In many cases you can’t access your funds as a lump sum, which could be devastating should you need to, for example if there were major renovations required on your house, or large medical bills to contend with. If estate planning considerations are a large concern for you, some annuity products do not offer a lump sum pay out to beneficiaries.
We have the lowest interest rates for approximately 60 years, and this is currently translating to significantly lower interest rates being offered on annuities.

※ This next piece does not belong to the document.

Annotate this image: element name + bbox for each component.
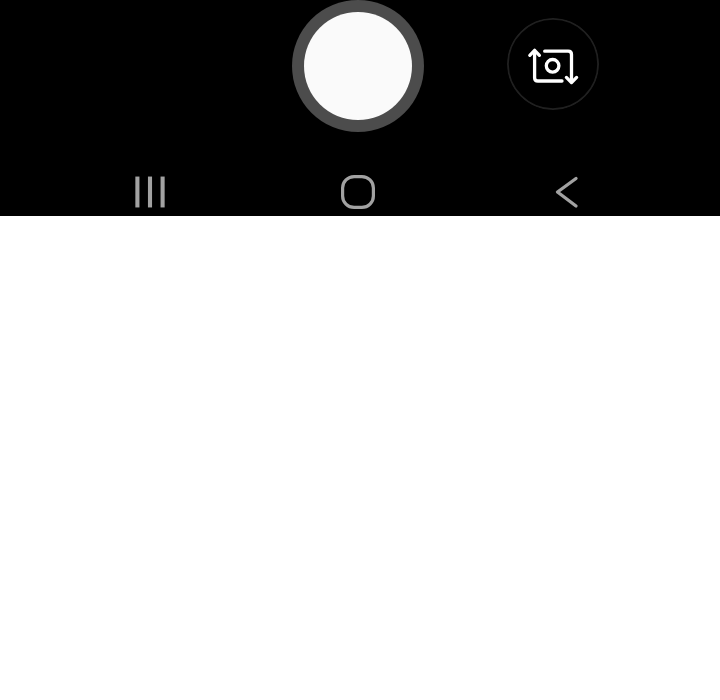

For me, annuities are very conservative products. Like fixing your interest rates with a bank, they provide security but history has shown that riding the variable rollercoaster tends to provide the superior return. This doesn’t mean that you should put all your assets into shares. Hudson are advocates of gaining exposure to all five asset classes and setting aside different amounts to different timeframes. If you are a very conservative investor, you could consider keeping enough funds in Cash and fixed interest (bonds etc) to provide income for ten years. But this will still likely leave plenty of funds to invest in shares and property, which have the history of providing larger returns.
If you are definitely going to purchase an annuity why not consider something similar, i.e. Buying a 5 or 10 year annuity, and leaving funds to invest in growth assets? And/Or, if interest rates rise over that time (which they likely will) you could then lock in another annuity at that time at probably a higher rate.